Я сидела на кухне, согревая руки горячей чашкой с чаем. Под стеклянным колпаком ожидания я научилась занимать себя тем, что выстраивала из сведений, добытых Феликсом, как из кусочков мозаики, целую картинку… Прикрыв глаза, я представляла себе, что происходит в доме Алены.
Тетя Тася сейчас, должно быть, сидит в своей комнате, смотрит в одну точку. Ведь это больно — предавать. Делать это сознательно. Видеть со стороны каждый свой шаг, слышать каждое слово. Это как операция без наркоза. Сначала чувствуешь острую, как скальпель, которым тебя режут, боль, потом уже ничего не чувствуешь, ни о чем не думаешь.

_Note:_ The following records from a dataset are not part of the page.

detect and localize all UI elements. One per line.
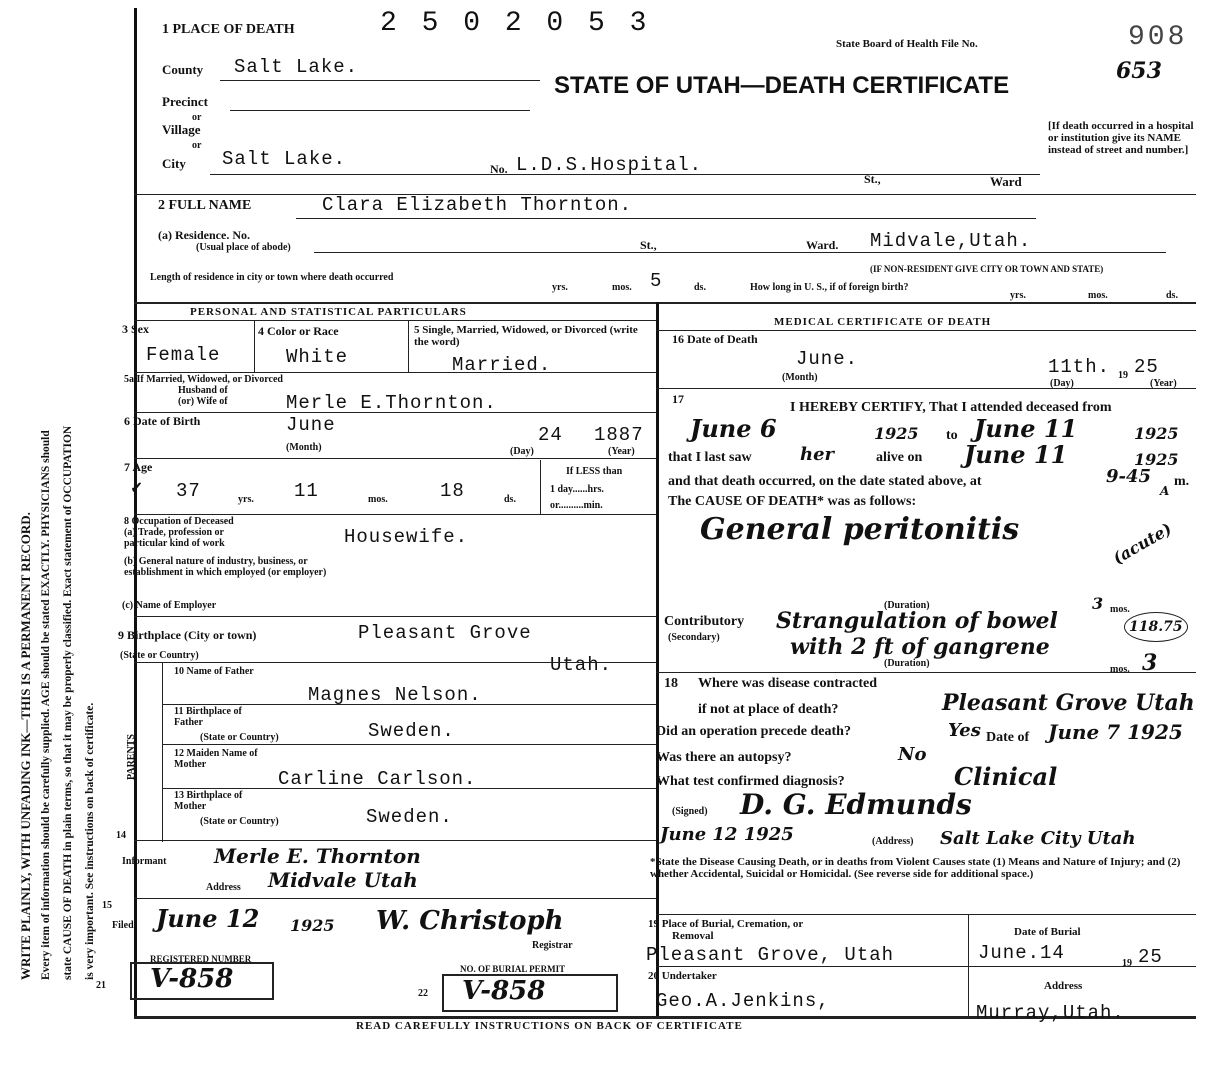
- operation-label: Did an operation precede death?: [656, 724, 851, 739]
- physician-signature: D. G. Edmunds: [740, 788, 972, 821]
- certify-text: I HEREBY CERTIFY, That I attended deceased from: [790, 400, 1112, 415]
- test-value: Clinical: [954, 762, 1058, 791]
- dob-day-cap: (Day): [510, 446, 534, 457]
- certificate-title: STATE OF UTAH—DEATH CERTIFICATE: [554, 72, 1010, 99]
- mother-value: Carline Carlson.: [278, 768, 477, 790]
- spouse-value: Merle E.Thornton.: [286, 392, 497, 414]
- birthplace-state-label: (State or Country): [120, 650, 199, 661]
- test-label: What test confirmed diagnosis?: [656, 774, 845, 789]
- section-divider: [134, 302, 1196, 304]
- residence-st-label: St.,: [640, 238, 657, 252]
- full-name-label: 2 FULL NAME: [158, 198, 252, 213]
- informant-address-label: Address: [206, 882, 241, 893]
- item-22: 22: [418, 988, 428, 999]
- no-label: No.: [490, 162, 508, 176]
- sidebar-line-1: WRITE PLAINLY, WITH UNFADING INK—THIS IS A PERMANENT RECORD.: [18, 512, 33, 980]
- village-label: Village: [162, 122, 201, 137]
- birthplace-city: Pleasant Grove: [358, 622, 532, 644]
- dob-month-cap: (Month): [286, 442, 322, 453]
- item-18: 18: [664, 676, 678, 691]
- row17-line: [656, 672, 1196, 673]
- note-line: [656, 914, 1196, 915]
- hospital-value: L.D.S.Hospital.: [516, 154, 703, 176]
- father-bp-label: 11 Birthplace of Father: [174, 706, 242, 728]
- her-value: her: [800, 444, 835, 465]
- place-of-death-label: 1 PLACE OF DEATH: [162, 22, 295, 37]
- father-bp-value: Sweden.: [368, 720, 455, 742]
- death-year: 25: [1134, 356, 1159, 378]
- duration-label-1: (Duration): [884, 600, 930, 611]
- sex-value: Female: [146, 344, 221, 366]
- attended-to: June 11: [974, 414, 1078, 443]
- filed-date: June 12: [156, 904, 260, 933]
- duration-mos-2: mos.: [1110, 664, 1130, 675]
- cause-label: The CAUSE OF DEATH* was as follows:: [668, 494, 917, 509]
- duration-2: 3: [1142, 650, 1158, 676]
- informant-address: Midvale Utah: [268, 868, 418, 892]
- item-15: 15: [102, 900, 112, 911]
- row13-line: [134, 840, 656, 841]
- burial-place-label-1: 19 Place of Burial, Cremation, or: [648, 918, 804, 930]
- burial-line: [656, 966, 1196, 967]
- filed-year: 1925: [290, 916, 335, 935]
- father-bp-line: [162, 744, 656, 745]
- contracted-value: Pleasant Grove Utah: [942, 690, 1195, 716]
- father-label: 10 Name of Father: [174, 666, 254, 677]
- us-yrs-label: yrs.: [1010, 290, 1026, 301]
- row6-line: [134, 458, 656, 459]
- board-file-label: State Board of Health File No.: [836, 38, 978, 50]
- sex-label: 3 Sex: [122, 322, 149, 336]
- item-21: 21: [96, 980, 106, 991]
- birthplace-state: Utah.: [550, 654, 613, 676]
- registrar-label: Registrar: [532, 940, 573, 951]
- sidebar-line-4: is very important. See instructions on back of certificate.: [84, 702, 96, 980]
- burial-place: Pleasant Grove, Utah: [646, 944, 895, 966]
- physician-address-label: (Address): [872, 836, 914, 847]
- last-saw-label: that I last saw: [668, 450, 752, 465]
- father-value: Magnes Nelson.: [308, 684, 482, 706]
- death-date-label: 16 Date of Death: [672, 332, 758, 346]
- row7-line: [134, 514, 656, 515]
- ward-label: Ward: [990, 174, 1022, 189]
- spouse-label-1: 5a If Married, Widowed, or Divorced: [124, 374, 283, 385]
- file-number-2: 653: [1116, 58, 1162, 84]
- contributory-label: Contributory: [664, 614, 745, 629]
- or-label-1: or: [192, 112, 202, 123]
- or-label-2: or: [192, 140, 202, 151]
- filed-label: Filed: [112, 920, 134, 931]
- county-underline: [220, 80, 540, 81]
- residence-ward-label: Ward.: [806, 238, 839, 252]
- autopsy-label: Was there an autopsy?: [656, 750, 792, 765]
- autopsy-value: No: [898, 744, 927, 765]
- center-divider: [656, 302, 659, 1016]
- alive-label: alive on: [876, 450, 923, 465]
- age-label: 7 Age: [124, 460, 153, 474]
- marital-value: Married.: [452, 354, 552, 376]
- sidebar-line-2: Every item of information should be carefully supplied. AGE should be stated EXACTLY. PHYSICIANS should: [40, 430, 52, 980]
- mother-bp-label: 13 Birthplace of Mother: [174, 790, 243, 812]
- cause-of-death: General peritonitis: [700, 512, 1020, 547]
- burial-address: Murray,Utah.: [976, 1002, 1125, 1024]
- dob-day: 24: [538, 424, 563, 446]
- row5a-line: [134, 412, 656, 413]
- item-14: 14: [116, 830, 126, 841]
- residence-value: Midvale,Utah.: [870, 230, 1032, 252]
- occupation-value: Housewife.: [344, 526, 469, 548]
- city-underline: [210, 174, 1040, 175]
- father-line: [162, 704, 656, 705]
- burial-permit-number: V-858: [462, 976, 546, 1006]
- contributory-line-1: Strangulation of bowel: [776, 608, 1058, 634]
- death-day-cap: (Day): [1050, 378, 1074, 389]
- dob-label: 6 Date of Birth: [124, 414, 201, 428]
- cause-code: 118.75: [1124, 612, 1188, 642]
- mother-bp-value: Sweden.: [366, 806, 453, 828]
- us-label: How long in U. S., if of foreign birth?: [750, 282, 909, 293]
- death-day: 11th.: [1048, 356, 1111, 378]
- mother-country-label: (State or Country): [200, 816, 279, 827]
- hospital-note: [If death occurred in a hospital or institution give its NAME instead of street and number.]: [1048, 120, 1194, 156]
- county-label: County: [162, 62, 204, 77]
- color-marital-divider: [408, 320, 409, 372]
- parents-divider: [162, 662, 163, 842]
- row16-line: [656, 388, 1196, 389]
- m-label: m.: [1174, 474, 1190, 489]
- burial-year: 25: [1138, 946, 1163, 968]
- us-mos-label: mos.: [1088, 290, 1108, 301]
- occupation-label-3: particular kind of work: [124, 538, 225, 549]
- age-check: ✓: [130, 480, 144, 497]
- dob-year-cap: (Year): [608, 446, 635, 457]
- residence-underline: [314, 252, 1166, 253]
- burial-year-prefix: 19: [1122, 958, 1132, 969]
- less-label-3: or..........min.: [550, 500, 603, 511]
- attended-from-year: 1925: [874, 424, 919, 443]
- color-label: 4 Color or Race: [258, 324, 339, 338]
- length-yrs-label: yrs.: [552, 282, 568, 293]
- reg-number-label: REGISTERED NUMBER: [150, 954, 252, 964]
- death-am: A: [1160, 484, 1170, 498]
- age-mos-label: mos.: [368, 494, 388, 505]
- attended-to-year: 1925: [1134, 424, 1179, 443]
- medical-title-line: [656, 330, 1196, 331]
- color-value: White: [286, 346, 349, 368]
- burial-date: June.14: [978, 942, 1065, 964]
- contracted-label: Where was disease contracted: [698, 676, 877, 691]
- duration-mos-1: mos.: [1110, 604, 1130, 615]
- length-mos-value: 5: [650, 270, 663, 292]
- undertaker-value: Geo.A.Jenkins,: [656, 990, 830, 1012]
- contributory-line-2: with 2 ft of gangrene: [790, 634, 1050, 660]
- full-name-value: Clara Elizabeth Thornton.: [322, 194, 633, 216]
- death-year-prefix: 19: [1118, 370, 1128, 381]
- not-place-label: if not at place of death?: [698, 702, 839, 717]
- stamp-number: 2 5 0 2 0 5 3: [380, 8, 651, 39]
- less-label-2: 1 day......hrs.: [550, 484, 604, 495]
- op-date-label: Date of: [986, 730, 1030, 745]
- medical-section-title: MEDICAL CERTIFICATE OF DEATH: [774, 316, 992, 328]
- personal-section-title: PERSONAL AND STATISTICAL PARTICULARS: [190, 306, 467, 318]
- mother-line: [162, 788, 656, 789]
- row3-line: [134, 372, 656, 373]
- spouse-label-3: (or) Wife of: [178, 396, 228, 407]
- birthplace-label: 9 Birthplace (City or town): [118, 628, 257, 642]
- duration-label-2: (Duration): [884, 658, 930, 669]
- length-ds-label: ds.: [694, 282, 706, 293]
- city-value: Salt Lake.: [222, 148, 347, 170]
- father-country-label: (State or Country): [200, 732, 279, 743]
- occupation-label-2: (a) Trade, profession or: [124, 527, 224, 538]
- parents-label: PARENTS: [126, 734, 137, 780]
- age-ds-label: ds.: [504, 494, 516, 505]
- mother-label: 12 Maiden Name of Mother: [174, 748, 258, 770]
- residence-label: (a) Residence. No.: [158, 228, 250, 242]
- secondary-label: (Secondary): [668, 632, 720, 643]
- county-value: Salt Lake.: [234, 56, 359, 78]
- industry-label: (b) General nature of industry, business, or establishment in which employed (or employer): [124, 556, 327, 578]
- age-months: 11: [294, 480, 319, 502]
- alive-on: June 11: [964, 440, 1068, 469]
- length-mos-label: mos.: [612, 282, 632, 293]
- dob-year: 1887: [594, 424, 644, 446]
- burial-permit-label: NO. OF BURIAL PERMIT: [460, 964, 566, 974]
- city-label: City: [162, 156, 186, 171]
- attended-from: June 6: [690, 414, 777, 443]
- death-month-cap: (Month): [782, 372, 818, 383]
- age-years: 37: [176, 480, 201, 502]
- employer-label: (c) Name of Employer: [122, 600, 217, 611]
- item-17: 17: [672, 392, 684, 406]
- informant-signature: Merle E. Thornton: [214, 844, 421, 868]
- undertaker-label: 20 Undertaker: [648, 970, 717, 982]
- registrar-signature: W. Christoph: [376, 906, 564, 936]
- burial-date-label: Date of Burial: [1014, 926, 1081, 938]
- duration-1: 3: [1092, 594, 1104, 613]
- sex-color-divider: [254, 320, 255, 372]
- row14-line: [134, 898, 656, 899]
- age-yrs-label: yrs.: [238, 494, 254, 505]
- death-time: 9-45: [1106, 466, 1152, 487]
- sidebar-line-3: state CAUSE OF DEATH in plain terms, so that it may be properly classified. Exact statement of OCCUPATION: [62, 425, 74, 980]
- signed-label: (Signed): [672, 806, 708, 817]
- burial-place-label-2: Removal: [672, 930, 714, 942]
- signed-date: June 12 1925: [660, 824, 794, 845]
- precinct-underline: [230, 110, 530, 111]
- marital-label: 5 Single, Married, Widowed, or Divorced (write the word): [414, 324, 638, 348]
- file-number: 908: [1128, 22, 1188, 53]
- physician-address: Salt Lake City Utah: [940, 828, 1136, 849]
- name-divider: [134, 194, 1196, 195]
- less-label-1: If LESS than: [566, 466, 623, 477]
- footer-instructions: READ CAREFULLY INSTRUCTIONS ON BACK OF CERTIFICATE: [356, 1020, 743, 1032]
- dob-month: June: [286, 414, 336, 436]
- length-of-residence-label: Length of residence in city or town where death occurred: [150, 272, 394, 283]
- burial-address-label: Address: [1044, 980, 1083, 992]
- name-underline: [296, 218, 1036, 219]
- operation-value: Yes: [948, 720, 981, 741]
- death-month: June.: [796, 348, 859, 370]
- informant-label: Informant: [122, 856, 167, 867]
- residence-sub: (Usual place of abode): [196, 242, 291, 253]
- to-label: to: [946, 428, 958, 443]
- age-days: 18: [440, 480, 465, 502]
- row8-line: [134, 616, 656, 617]
- medical-note: *State the Disease Causing Death, or in deaths from Violent Causes state (1) Means and Nature of Injury; and (2) whether Accidental, Suicidal or Homicidal. (See reverse side for additional space.): [650, 856, 1181, 880]
- nonresident-note: (IF NON-RESIDENT GIVE CITY OR TOWN AND STATE): [870, 264, 1104, 274]
- operation-date: June 7 1925: [1048, 720, 1183, 744]
- occupation-label-1: 8 Occupation of Deceased: [124, 516, 234, 527]
- st-label: St.,: [864, 172, 881, 186]
- registered-number: V-858: [150, 964, 234, 994]
- row9-line: [134, 662, 656, 663]
- occurred-label: and that death occurred, on the date stated above, at: [668, 474, 982, 489]
- personal-title-line: [134, 320, 656, 321]
- burial-date-divider: [968, 914, 969, 1016]
- alive-year: 1925: [1134, 450, 1179, 469]
- age-less-divider: [540, 460, 541, 514]
- death-year-cap: (Year): [1150, 378, 1177, 389]
- us-ds-label: ds.: [1166, 290, 1178, 301]
- precinct-label: Precinct: [162, 94, 208, 109]
- cause-note: (acute): [1109, 519, 1175, 568]
- spouse-label-2: Husband of: [178, 385, 228, 396]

Есть только одно простое, понятное каждому желание — выжить. В этом никого нельзя упрекнуть.
Я представляла себе, как тетя Тася, наконец, решилась и сказала Алене о своем решении… Наверное, это произошло утром… Я увидела их дом, веранду, невысокие фонари вдоль каменных дорожек… Ветер играл с легкой скатертью, Алена полулежала в шезлонге, тетя Тася убирала со стола после завтрака…
— Елена Викторовна… — произнесла тетя Тася. — Мне надо кое-что вам сказать…
Алена открыла глаза, вгляделась в мрачное лицо домработницы — та смотрела куда-то в сторону — только для того, чтобы не смотреть на Алену.
— Что-то случилось? — спросила Алена, и тетя Тася ответила, как выдохнула:
— Я от вас ухожу.
Алена, наверное, изумленно помолчала.
— Что-о?.. — переспросила она на всякий случай.
— Ухожу. Уезжаю.
— Куда?! — по инерции непонимания продолжала задавать вопросы Алена.
— К внукам… — ответила тетя Тася и, помолчав, добавила: — Мне внуки дороже, Елена Викторовна. Так и знайте. — В этом было ее самооправдание, эту фразу она повторила себе, наверное, раз сто.